Foreign Affairs and Immigration Minister Fred Mitchell told reporters following the opening session of CARICOM that the recent change of attitude to Cuba by the United States has raised questions of economic implications.

“(This) is a significant matter for the region that has obvious economic implications in the sense that there will be a kind of forbidden fruit impact in the first few years of any open relationship with the United States,” Mr Mitchell said.

“So it behooves the region to act in a manner that is strategic. This is what the Prime Minister meant (when he said) that we need to start speaking with Cuba on the synergies that can operate between ourselves and Cuba out of necessity and ensuring that our economies don’t suffer adverse impacts.
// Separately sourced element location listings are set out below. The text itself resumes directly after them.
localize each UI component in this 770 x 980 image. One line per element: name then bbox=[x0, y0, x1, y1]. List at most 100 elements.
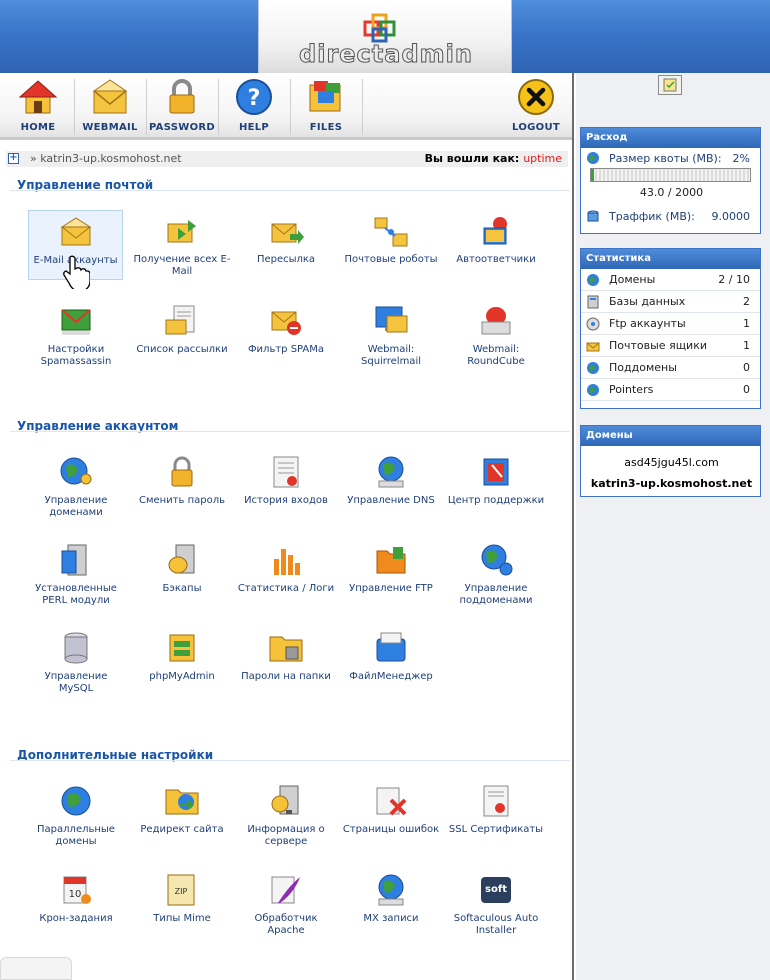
item-label: Сменить пароль bbox=[138, 495, 226, 506]
help-button[interactable]: ? HELP bbox=[218, 77, 290, 137]
password-button[interactable]: PASSWORD bbox=[146, 77, 218, 137]
item-folder-passwords[interactable]: Пароли на папки bbox=[236, 631, 336, 683]
database-icon bbox=[64, 632, 88, 664]
item-label: phpMyAdmin bbox=[149, 671, 215, 682]
quota-value: 43.0 / 2000 bbox=[639, 186, 704, 199]
padlock-icon bbox=[171, 456, 193, 487]
home-label: HOME bbox=[20, 122, 56, 133]
item-mysql-management[interactable]: Управление MySQL bbox=[26, 631, 126, 695]
toolbar-divider bbox=[362, 79, 363, 135]
item-forwarders[interactable]: Пересылка bbox=[236, 214, 336, 266]
webmail-label: WEBMAIL bbox=[82, 122, 138, 133]
redirect-folder-icon bbox=[165, 789, 199, 815]
item-label: ФайлМенеджер bbox=[349, 671, 433, 682]
item-parked-domains[interactable]: Параллельные домены bbox=[26, 784, 126, 848]
item-webmail-squirrelmail[interactable]: Webmail: Squirrelmail bbox=[341, 304, 441, 368]
traffic-label: Траффик (MB): bbox=[609, 210, 695, 223]
item-webmail-roundcube[interactable]: Webmail: RoundCube bbox=[446, 304, 546, 368]
files-button[interactable]: FILES bbox=[290, 77, 362, 137]
backup-disk-icon bbox=[168, 544, 195, 574]
item-apache-handlers[interactable]: Обработчик Apache bbox=[236, 873, 336, 937]
item-spam-filter[interactable]: Фильтр SPAMa bbox=[236, 304, 336, 356]
item-label: Страницы ошибок bbox=[342, 824, 440, 835]
item-spamassassin[interactable]: Настройки Spamassassin bbox=[26, 304, 126, 368]
quota-progress-bar bbox=[590, 168, 751, 182]
usage-body: Размер квоты (MB): 2% 43.0 / 2000 Траффи… bbox=[581, 148, 760, 234]
mail-robot-icon bbox=[374, 217, 408, 247]
item-label: Список рассылки bbox=[136, 344, 228, 355]
item-label: Обработчик Apache bbox=[254, 913, 318, 936]
server-info-icon bbox=[271, 785, 299, 815]
home-button[interactable]: HOME bbox=[2, 77, 74, 137]
item-ftp-management[interactable]: Управление FTP bbox=[341, 543, 441, 595]
item-label: Установленные PERL модули bbox=[35, 583, 117, 606]
item-mailing-list[interactable]: Список рассылки bbox=[132, 304, 232, 356]
sidebar: Расход Размер квоты (MB): 2% 43.0 / 2000… bbox=[576, 73, 770, 980]
item-label: Бэкапы bbox=[162, 583, 202, 594]
usage-title: Расход bbox=[581, 128, 760, 148]
item-mime-types[interactable]: ZIP Типы Mime bbox=[132, 873, 232, 925]
webmail-button[interactable]: WEBMAIL bbox=[74, 77, 146, 137]
envelope-icon bbox=[92, 79, 128, 114]
item-autoresponders[interactable]: Автоответчики bbox=[446, 214, 546, 266]
item-phpmyadmin[interactable]: phpMyAdmin bbox=[132, 631, 232, 683]
item-dns-management[interactable]: Управление DNS bbox=[341, 455, 441, 507]
item-error-pages[interactable]: Страницы ошибок bbox=[341, 784, 441, 836]
autoresponder-icon bbox=[483, 217, 507, 245]
server-icon bbox=[61, 544, 87, 576]
breadcrumb-path[interactable]: » katrin3-up.kosmohost.net bbox=[30, 152, 182, 165]
item-label: Softaculous Auto Installer bbox=[453, 913, 539, 936]
logout-button[interactable]: LOGOUT bbox=[500, 77, 572, 137]
stats-row-domains: Домены 2 / 10 bbox=[581, 269, 760, 291]
item-domain-management[interactable]: Управление доменами bbox=[26, 455, 126, 519]
logout-x-icon bbox=[518, 79, 554, 115]
logged-in-as: Вы вошли как: uptime bbox=[425, 152, 562, 165]
item-change-password[interactable]: Сменить пароль bbox=[132, 455, 232, 507]
item-subdomain-management[interactable]: Управление поддоменами bbox=[446, 543, 546, 607]
item-file-manager[interactable]: ФайлМенеджер bbox=[341, 631, 441, 683]
traffic-value: 9.0000 bbox=[711, 210, 751, 223]
domain-link[interactable]: katrin3-up.kosmohost.net bbox=[581, 477, 762, 490]
item-label: Пароли на папки bbox=[241, 671, 331, 682]
envelope-forward-icon bbox=[271, 223, 304, 244]
item-label: Управление DNS bbox=[347, 495, 435, 506]
item-login-history[interactable]: История входов bbox=[236, 455, 336, 507]
logout-label: LOGOUT bbox=[512, 122, 560, 133]
bar-chart-icon bbox=[274, 549, 300, 575]
globe-icon bbox=[587, 152, 599, 164]
item-softaculous[interactable]: soft Softaculous Auto Installer bbox=[446, 873, 546, 937]
files-label: FILES bbox=[309, 122, 343, 133]
mailbox-icon bbox=[586, 342, 600, 352]
item-fetch-all-email[interactable]: Получение всех E-Mail bbox=[132, 214, 232, 278]
house-icon bbox=[18, 80, 58, 114]
mailing-list-icon bbox=[165, 305, 195, 335]
folder-lock-icon bbox=[269, 636, 303, 662]
item-label: Типы Mime bbox=[153, 913, 211, 924]
stats-value: 0 bbox=[743, 361, 750, 374]
mime-zip-icon: ZIP bbox=[167, 874, 195, 906]
item-mail-robots[interactable]: Почтовые роботы bbox=[341, 214, 441, 266]
pointer-icon bbox=[587, 384, 599, 396]
toolbar: HOME WEBMAIL PASSWORD ? HELP FILES LOGOU… bbox=[0, 73, 572, 140]
stats-value: 2 bbox=[743, 295, 750, 308]
item-site-redirect[interactable]: Редирект сайта bbox=[132, 784, 232, 836]
item-ssl-certificates[interactable]: SSL Сертификаты bbox=[446, 784, 546, 836]
item-backups[interactable]: Бэкапы bbox=[132, 543, 232, 595]
item-cron-jobs[interactable]: 10 Крон-задания bbox=[26, 873, 126, 925]
section-divider bbox=[10, 190, 570, 191]
help-label: HELP bbox=[238, 122, 270, 133]
stats-label: Почтовые ящики bbox=[609, 339, 707, 352]
expand-toggle-icon[interactable]: + bbox=[8, 153, 19, 164]
item-perl-modules[interactable]: Установленные PERL модули bbox=[26, 543, 126, 607]
domain-link[interactable]: asd45jgu45l.com bbox=[581, 456, 762, 469]
item-label: Пересылка bbox=[256, 254, 316, 265]
bottom-tab bbox=[0, 957, 72, 980]
item-mx-records[interactable]: MX записи bbox=[341, 873, 441, 925]
item-server-info[interactable]: Информация о сервере bbox=[236, 784, 336, 848]
notes-button[interactable] bbox=[658, 75, 682, 95]
svg-text:soft: soft bbox=[485, 884, 507, 895]
item-support-center[interactable]: Центр поддержки bbox=[446, 455, 546, 507]
item-stats-logs[interactable]: Статистика / Логи bbox=[236, 543, 336, 595]
logo: directadmin bbox=[258, 0, 512, 73]
certificate-icon bbox=[483, 785, 509, 817]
“In fact the pie grows bigger by having a larger market. That’s the thought and we should take this opportunity as they are still working out the modalities of their relationship to ensure that our own relationship with Cuba is shored up and the Cubans are happy for that as well.”

Under the new measures, the US plans to reopen its embassy in Havana and significantly ease restrictions on travel and commerce within the next several weeks and months. The New York Times reported that while the embargo against Cuba remains in place, President Obama has called for “serious debate about lifting it.”